Here is the realisation that reorganised how I think about the whole lab. Containers are disposable. Volumes are not. A container is just a running copy of an image I can pull again in thirty seconds. The compose file that defines it is in Git. Neither of those needs backing up in any meaningful sense — they are already reproducible. The thing that is irreplaceable is the data in the volumes: the Postgres databases, n8n’s workflows, Home Assistant’s history, Grafana’s dashboards, Open WebUI’s chats.

So my backups target volumes, and they follow 3-2-1: three copies of the data, on two different media, with one off-site. In practice that is the live volumes on the server, a nightly snapshot to the NAS, and an encrypted copy pushed off-site. The backup I care about is a pg_dump of the databases and a tarball of the named volumes, run nightly, with the job itself monitored — a failed backup that fails silently is the same as no backup, and I learned that the way everyone does, by needing one that was not there.

The test that matters is not “does the backup run”. It is “can I restore it”. I have done it from cold deliberately, on a spare box, and proving I could rebuild the lab from Git plus the volume backups was the moment it stopped being a pet I was afraid of.

What I got wrong

A short, honest list, because the mistakes taught me more than the successes:

latest tags everywhere. Covered above. The root of more 7am debugging than anything else.
Secrets committed to Git. Also covered, also rotated in a hurry. Set up .gitignore before the first commit, not after the first leak.
The single host as a SPOF. Everything runs on one bare-metal Ubuntu box. Backups mean I can rebuild, but I cannot fail over. That is a deliberate, eyes-open trade-off for a homelab, but I do not pretend it is resilient.
The load-bearing container with no documentation.
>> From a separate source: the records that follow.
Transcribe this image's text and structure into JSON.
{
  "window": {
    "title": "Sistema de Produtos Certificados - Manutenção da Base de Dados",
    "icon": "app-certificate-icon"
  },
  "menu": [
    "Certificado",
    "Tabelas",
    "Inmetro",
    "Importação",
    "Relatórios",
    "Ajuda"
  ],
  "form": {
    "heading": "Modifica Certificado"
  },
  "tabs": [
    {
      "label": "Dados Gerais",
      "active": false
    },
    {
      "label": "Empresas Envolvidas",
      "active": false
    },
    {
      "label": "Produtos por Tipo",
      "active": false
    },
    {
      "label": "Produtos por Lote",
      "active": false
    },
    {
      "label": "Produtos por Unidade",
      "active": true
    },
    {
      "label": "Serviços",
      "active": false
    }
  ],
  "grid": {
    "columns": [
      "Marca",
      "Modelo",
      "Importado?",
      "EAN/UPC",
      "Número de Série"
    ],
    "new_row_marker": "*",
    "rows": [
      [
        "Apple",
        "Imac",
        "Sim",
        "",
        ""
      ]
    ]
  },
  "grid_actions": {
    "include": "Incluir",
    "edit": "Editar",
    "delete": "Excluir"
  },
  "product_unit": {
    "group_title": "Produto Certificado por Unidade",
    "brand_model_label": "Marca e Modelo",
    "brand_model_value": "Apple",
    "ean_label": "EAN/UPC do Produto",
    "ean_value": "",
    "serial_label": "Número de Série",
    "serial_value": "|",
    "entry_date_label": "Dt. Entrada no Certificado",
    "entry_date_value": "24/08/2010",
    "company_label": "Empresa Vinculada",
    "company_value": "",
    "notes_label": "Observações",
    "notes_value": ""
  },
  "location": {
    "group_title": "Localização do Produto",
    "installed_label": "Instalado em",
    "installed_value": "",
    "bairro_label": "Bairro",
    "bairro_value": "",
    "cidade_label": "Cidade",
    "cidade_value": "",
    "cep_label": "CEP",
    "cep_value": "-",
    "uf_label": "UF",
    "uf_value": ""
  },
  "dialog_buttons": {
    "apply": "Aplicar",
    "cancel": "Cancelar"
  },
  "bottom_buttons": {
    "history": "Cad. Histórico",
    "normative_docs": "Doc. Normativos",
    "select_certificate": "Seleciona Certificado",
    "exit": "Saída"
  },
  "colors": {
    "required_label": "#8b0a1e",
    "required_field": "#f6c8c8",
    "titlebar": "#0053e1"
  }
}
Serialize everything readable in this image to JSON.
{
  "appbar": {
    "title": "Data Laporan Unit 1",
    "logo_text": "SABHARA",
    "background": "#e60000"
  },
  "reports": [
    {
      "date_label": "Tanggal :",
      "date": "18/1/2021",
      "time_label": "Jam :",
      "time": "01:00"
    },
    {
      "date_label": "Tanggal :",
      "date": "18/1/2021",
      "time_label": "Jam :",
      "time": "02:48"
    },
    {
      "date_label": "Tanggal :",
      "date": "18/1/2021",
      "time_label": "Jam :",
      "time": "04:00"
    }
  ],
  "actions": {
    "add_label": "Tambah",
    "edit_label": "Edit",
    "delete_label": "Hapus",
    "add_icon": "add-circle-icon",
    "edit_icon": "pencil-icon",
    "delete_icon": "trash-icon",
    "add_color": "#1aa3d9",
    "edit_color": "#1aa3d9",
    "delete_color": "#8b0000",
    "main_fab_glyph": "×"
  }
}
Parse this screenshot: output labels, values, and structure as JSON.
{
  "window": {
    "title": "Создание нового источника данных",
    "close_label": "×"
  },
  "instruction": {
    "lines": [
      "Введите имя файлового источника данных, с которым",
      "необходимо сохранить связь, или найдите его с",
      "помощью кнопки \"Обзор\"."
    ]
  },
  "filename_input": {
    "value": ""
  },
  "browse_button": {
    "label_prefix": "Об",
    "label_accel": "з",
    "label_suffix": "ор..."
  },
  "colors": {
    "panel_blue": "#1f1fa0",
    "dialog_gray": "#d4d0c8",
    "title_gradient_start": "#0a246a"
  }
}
I had a small custom container doing something important and undocumented. When it broke I had to reverse-engineer my own work. Now anything non-obvious gets a comment in the compose file and a line in the repo’s README. The glue scripts that hold this together get the same treatment — part of why I argue every infrastructure engineer should learn Python is so that glue is readable and maintainable rather than a black box.

Where this goes next

The roadmap is concrete rather than aspirational. The first job is finishing the VLAN segmentation I have been slowly doing — trust, IoT and lab on separate networks, so an IoT device’s compromise cannot reach the database plane. The flat network is the oldest debt in the lab.

Second is removing the single point of failure for the always-on services. The mini-PC fleet is the obvious target: a small Docker Swarm or a lightweight k3s across two or three N100 boxes so the critical services — DNS, the proxy, monitoring — survive one host dying. The AI workloads stay on the GPU box because they are pinned to that hardware anyway.

Third is treating deployment itself as code: a CI pipeline that, on a push to the homelab repo, validates the compose files and redeploys the changed stacks, so the gap between “committed” and “running” closes to zero. That makes the lab a genuine practice ground for the patterns I use professionally — the same reason I treat it as a home lab as a learning platform rather than just a place to run services.

Closing thought

The homelab taught me something I keep carrying into client work: the running system is never the artefact worth protecting. The artefact is the description of the system — the compose files, the labels, the .env.example, the documented mistakes. Get that right and the running system becomes a cheap, regenerable consequence. Get it wrong and you are one dead SSD away from archaeology.

I did not learn that by reading it. I learned it by getting it wrong, on my own hardware, on a quiet evening when something I could not reproduce stopped working. That is the real value of a homelab: it lets you make every one of these mistakes where the only thing at risk is your weekend, not someone’s production tenant.